Iditarod -- Race Across Alaska
Historic Iditarod

Two-time Iditarod champion Martin Buser drives his dog team into the Rainy Pass, Alaska, checkpoint during the 25th anniversary of the Iditarod in 1997. (AP/Wide World)

The Iditarod sled-dog race is run on a trail that was originally a mail-supply route. In 1925, part of the trail became a lifesaving highway for the children who lived in Nome.

A serum, or a liquid used to prevent or cure a disease, had to be delivered to the children who suffered from a deadly disease. The serum was transported successfully by a string of mushers and their dogs.

The Iditarod race is a commemoration, or an event to remember something special, of that historic event.

Mushers have been running the race annually since 1973. Thirty-five mushers attempted the first race, but only 22 finished. The first Iditarod winner took 20 days to complete the race.

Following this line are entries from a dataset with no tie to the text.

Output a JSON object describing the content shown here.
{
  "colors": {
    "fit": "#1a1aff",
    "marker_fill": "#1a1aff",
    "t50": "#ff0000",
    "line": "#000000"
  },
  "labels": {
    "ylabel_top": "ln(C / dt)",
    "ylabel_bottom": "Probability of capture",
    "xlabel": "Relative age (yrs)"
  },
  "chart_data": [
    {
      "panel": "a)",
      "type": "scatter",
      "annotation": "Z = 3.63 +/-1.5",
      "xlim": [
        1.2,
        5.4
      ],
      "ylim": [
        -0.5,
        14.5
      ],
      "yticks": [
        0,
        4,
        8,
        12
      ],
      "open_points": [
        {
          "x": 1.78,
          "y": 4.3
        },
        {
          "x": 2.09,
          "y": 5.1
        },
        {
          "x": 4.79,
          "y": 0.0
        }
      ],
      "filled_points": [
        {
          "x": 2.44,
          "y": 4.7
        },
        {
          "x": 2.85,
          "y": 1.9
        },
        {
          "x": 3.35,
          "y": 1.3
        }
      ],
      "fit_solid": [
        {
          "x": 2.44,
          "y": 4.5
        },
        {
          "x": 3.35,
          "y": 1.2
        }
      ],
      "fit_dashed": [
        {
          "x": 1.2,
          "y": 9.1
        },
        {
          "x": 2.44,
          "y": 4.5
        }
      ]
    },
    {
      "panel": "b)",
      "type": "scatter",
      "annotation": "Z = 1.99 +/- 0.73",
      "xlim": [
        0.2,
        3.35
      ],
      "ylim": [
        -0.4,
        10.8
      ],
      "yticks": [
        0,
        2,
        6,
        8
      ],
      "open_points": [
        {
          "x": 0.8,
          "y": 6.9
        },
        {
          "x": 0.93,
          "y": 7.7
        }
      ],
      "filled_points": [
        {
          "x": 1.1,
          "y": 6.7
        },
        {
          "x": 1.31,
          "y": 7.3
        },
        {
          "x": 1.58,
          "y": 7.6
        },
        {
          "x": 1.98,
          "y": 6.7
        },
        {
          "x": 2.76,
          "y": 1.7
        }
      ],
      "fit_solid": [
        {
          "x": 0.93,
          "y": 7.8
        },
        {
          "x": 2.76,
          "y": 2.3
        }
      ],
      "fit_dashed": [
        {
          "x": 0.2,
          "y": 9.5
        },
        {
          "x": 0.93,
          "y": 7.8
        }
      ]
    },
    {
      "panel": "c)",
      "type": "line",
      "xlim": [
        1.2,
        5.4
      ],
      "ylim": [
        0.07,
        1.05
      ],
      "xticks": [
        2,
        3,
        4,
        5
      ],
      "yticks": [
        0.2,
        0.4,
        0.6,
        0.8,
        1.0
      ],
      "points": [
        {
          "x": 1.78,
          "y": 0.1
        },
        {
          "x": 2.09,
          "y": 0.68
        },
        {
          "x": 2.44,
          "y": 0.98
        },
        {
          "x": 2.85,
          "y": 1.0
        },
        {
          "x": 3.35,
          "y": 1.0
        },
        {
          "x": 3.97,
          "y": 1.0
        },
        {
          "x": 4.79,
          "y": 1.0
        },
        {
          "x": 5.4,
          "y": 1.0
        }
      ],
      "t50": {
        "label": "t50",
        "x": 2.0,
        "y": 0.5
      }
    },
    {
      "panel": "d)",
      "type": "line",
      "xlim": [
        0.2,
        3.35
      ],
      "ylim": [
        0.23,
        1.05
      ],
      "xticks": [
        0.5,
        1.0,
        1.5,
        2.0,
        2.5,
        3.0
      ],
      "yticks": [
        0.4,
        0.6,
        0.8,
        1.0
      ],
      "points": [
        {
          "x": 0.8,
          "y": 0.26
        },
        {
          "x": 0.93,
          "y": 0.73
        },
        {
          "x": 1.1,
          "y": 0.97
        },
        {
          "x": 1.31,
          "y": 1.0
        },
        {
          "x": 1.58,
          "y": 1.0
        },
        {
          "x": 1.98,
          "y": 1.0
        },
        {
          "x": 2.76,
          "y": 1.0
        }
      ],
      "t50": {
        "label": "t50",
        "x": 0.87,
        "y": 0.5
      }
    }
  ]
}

Over the years, mushers and their dogs have gained confidence and speed. Last year, the winner completed the race in just 9 days, 11 hours, 11 minutes and 36 seconds.

The Iditarod is sometimes called “The Last Great Race on Earth.” Every year, it begins in Anchorage during the first weekend in March. Each team of 12 to 16 covers the distance to Nome in approximately 9 to 17 days.